天边泛起鱼肚白时,宫墙内终于有了动静。
一阵急促的脚步声从寝宫方向传出,随即大太监小跑着迎上来。
“侯爷,陛下已经起身了,说...说有事早朝再议。”
裴烬舟从怀中取出一个锦盒。
“烦请公公,务必在早朝前把这个交给陛下,就说裴烬舟有要事相求。”
大太监接过锦盒,刚打开一条缝就吓得差点脱手。
里面赫然是淮阴侯府的兵符!
“侯爷,这……”
裴烬舟枯站了一夜,形容有些憔悴,但声音却平稳清晰。
李德全不敢耽搁,匆匆跑去了寝宫内殿。
不多时,寝宫方向传来瓷器碎裂的声音,紧接着是皇帝震怒的呵斥。
殿门大开,李德全白着脸出来。
“侯爷,陛下宣您进去。

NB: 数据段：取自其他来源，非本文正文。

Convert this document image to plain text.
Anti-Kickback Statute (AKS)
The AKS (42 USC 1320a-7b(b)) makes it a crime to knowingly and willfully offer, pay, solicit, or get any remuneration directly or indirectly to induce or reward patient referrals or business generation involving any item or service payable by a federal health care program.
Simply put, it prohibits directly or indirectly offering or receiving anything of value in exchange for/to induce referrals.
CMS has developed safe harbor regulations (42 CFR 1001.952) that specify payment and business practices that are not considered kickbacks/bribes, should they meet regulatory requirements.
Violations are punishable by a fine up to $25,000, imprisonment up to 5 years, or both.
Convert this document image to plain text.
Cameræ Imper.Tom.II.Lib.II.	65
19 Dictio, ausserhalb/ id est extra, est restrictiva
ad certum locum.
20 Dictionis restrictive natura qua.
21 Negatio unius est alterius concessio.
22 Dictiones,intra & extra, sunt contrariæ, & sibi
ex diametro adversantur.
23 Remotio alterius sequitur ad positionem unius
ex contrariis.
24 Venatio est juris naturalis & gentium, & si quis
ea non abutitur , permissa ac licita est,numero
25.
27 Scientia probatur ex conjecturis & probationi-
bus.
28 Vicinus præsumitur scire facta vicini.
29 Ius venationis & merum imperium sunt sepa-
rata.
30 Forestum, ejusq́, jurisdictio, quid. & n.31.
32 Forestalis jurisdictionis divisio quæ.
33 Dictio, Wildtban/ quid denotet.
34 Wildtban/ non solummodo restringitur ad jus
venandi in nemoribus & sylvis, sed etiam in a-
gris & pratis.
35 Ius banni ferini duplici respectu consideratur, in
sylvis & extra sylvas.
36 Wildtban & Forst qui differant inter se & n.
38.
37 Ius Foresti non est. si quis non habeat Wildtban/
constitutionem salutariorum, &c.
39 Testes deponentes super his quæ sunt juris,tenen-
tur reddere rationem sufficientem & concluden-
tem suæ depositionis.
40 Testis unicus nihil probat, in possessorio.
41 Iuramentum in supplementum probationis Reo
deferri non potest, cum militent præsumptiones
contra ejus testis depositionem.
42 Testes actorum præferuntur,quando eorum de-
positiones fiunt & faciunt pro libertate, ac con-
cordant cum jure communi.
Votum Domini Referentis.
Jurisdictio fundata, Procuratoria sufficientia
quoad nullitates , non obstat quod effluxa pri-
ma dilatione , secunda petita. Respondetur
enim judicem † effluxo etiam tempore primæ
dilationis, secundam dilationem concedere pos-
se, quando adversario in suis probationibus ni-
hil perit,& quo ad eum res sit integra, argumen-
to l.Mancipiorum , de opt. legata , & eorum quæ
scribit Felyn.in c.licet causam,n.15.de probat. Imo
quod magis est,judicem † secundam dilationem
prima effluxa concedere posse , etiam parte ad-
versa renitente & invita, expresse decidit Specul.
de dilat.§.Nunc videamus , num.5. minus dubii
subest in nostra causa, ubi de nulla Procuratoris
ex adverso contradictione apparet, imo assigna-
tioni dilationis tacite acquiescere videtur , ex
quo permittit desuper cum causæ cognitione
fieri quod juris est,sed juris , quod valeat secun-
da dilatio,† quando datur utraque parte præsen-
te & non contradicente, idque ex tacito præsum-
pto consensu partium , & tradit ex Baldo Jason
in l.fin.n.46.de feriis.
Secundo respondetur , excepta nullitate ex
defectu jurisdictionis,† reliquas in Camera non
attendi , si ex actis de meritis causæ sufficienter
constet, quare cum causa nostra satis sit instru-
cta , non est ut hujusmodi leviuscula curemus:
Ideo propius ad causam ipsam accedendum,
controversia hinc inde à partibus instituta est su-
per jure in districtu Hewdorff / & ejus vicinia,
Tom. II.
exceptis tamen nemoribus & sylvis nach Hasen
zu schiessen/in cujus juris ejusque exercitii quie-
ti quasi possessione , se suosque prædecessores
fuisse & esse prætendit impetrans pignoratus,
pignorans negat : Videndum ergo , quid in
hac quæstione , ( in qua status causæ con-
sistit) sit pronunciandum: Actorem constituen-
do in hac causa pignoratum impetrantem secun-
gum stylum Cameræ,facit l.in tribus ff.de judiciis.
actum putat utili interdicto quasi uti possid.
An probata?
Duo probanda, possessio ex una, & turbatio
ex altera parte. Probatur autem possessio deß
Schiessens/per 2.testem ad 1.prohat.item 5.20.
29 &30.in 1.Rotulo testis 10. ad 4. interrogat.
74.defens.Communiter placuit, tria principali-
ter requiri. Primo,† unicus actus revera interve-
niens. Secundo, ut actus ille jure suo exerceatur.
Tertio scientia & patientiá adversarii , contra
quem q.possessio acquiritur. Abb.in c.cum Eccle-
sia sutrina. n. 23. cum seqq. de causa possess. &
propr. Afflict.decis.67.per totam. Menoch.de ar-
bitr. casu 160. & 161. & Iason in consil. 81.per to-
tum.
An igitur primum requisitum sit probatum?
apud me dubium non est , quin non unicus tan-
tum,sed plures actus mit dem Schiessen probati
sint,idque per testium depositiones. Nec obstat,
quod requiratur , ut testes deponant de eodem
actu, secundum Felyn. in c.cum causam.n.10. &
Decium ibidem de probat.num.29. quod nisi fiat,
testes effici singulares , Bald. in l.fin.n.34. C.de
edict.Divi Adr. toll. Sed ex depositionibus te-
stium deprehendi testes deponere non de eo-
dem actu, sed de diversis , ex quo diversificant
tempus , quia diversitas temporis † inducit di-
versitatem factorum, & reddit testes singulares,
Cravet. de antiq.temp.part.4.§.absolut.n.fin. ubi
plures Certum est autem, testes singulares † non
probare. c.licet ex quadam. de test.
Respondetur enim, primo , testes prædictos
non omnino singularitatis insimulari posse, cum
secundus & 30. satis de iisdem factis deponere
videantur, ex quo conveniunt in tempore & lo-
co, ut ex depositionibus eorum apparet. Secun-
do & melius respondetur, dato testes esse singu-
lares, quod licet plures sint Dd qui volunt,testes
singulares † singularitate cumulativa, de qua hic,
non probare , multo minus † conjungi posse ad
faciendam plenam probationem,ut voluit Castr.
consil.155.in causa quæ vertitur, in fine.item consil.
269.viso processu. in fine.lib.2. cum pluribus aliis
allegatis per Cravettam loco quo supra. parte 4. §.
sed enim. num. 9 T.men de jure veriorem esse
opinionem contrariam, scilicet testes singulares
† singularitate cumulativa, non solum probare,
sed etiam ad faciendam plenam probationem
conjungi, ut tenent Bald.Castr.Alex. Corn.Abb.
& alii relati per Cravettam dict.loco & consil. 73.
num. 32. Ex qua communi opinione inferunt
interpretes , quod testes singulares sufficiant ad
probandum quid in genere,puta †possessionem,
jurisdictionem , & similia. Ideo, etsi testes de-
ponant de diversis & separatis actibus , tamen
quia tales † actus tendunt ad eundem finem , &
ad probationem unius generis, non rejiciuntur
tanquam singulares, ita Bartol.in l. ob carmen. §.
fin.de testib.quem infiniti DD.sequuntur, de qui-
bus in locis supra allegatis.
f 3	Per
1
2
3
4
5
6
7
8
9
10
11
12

”
裴烬舟整了整衣冠,大步走入寝宫。
皇帝此时还未换朝服,面色阴沉地坐在龙榻上。
案上摊开的正是他方才呈上的锦盒。
“裴卿,你这是何意?”
皇帝的声音里带着压抑的怒火。
“淮阴侯府的兵符岂是儿戏?”
裴烬舟一撩衣摆跪下。
“臣有罪。”
皇帝眯起眼睛:“哦?什么罪能让朕的得力干将自请交还兵符?”
裴烬舟抬起头,从怀中取出一本泛黄的册子。
“臣盗取并私藏了沈家案的卷宗。这是当年刑部审理沈家谋反案的原始记录,请陛下过目。”
皇帝的脸色变了变,示意大太监将册子呈上。
他只是快速翻阅了几页,眉头便越皱越紧。
“这些……都是真的?”
裴烬舟的声音低沉。
“千真万确。沈家根本没有谋反,是太子看中了沈家嫡女沈昭月,求而不得后联合门客构陷其父谋反。册子末章,还有铁证。”
皇帝的手微微发抖,直接翻到了末章位置。
末章夹了一封密信。
信上清清楚楚写着:“沈家女貌美,本宫欲纳之,然其父顽固,不肯献女。既如此,便不必留了。”
落款,是太子的私印。
皇帝攥紧信纸,指节泛白,他将册子重重合上。
“你为何现在才说?”
裴烬舟叩首。
“当年太子风头正盛,卷宗一事没有密信这样的铁证难以服众。而且……臣有私心,沈昭月未死,臣将她囚禁在府中多时。”
御书房内一片死寂。皇帝缓缓站起身,走到裴烬舟面前。
“抬起头来。”
裴烬舟依言抬头,对上皇帝复杂的目光。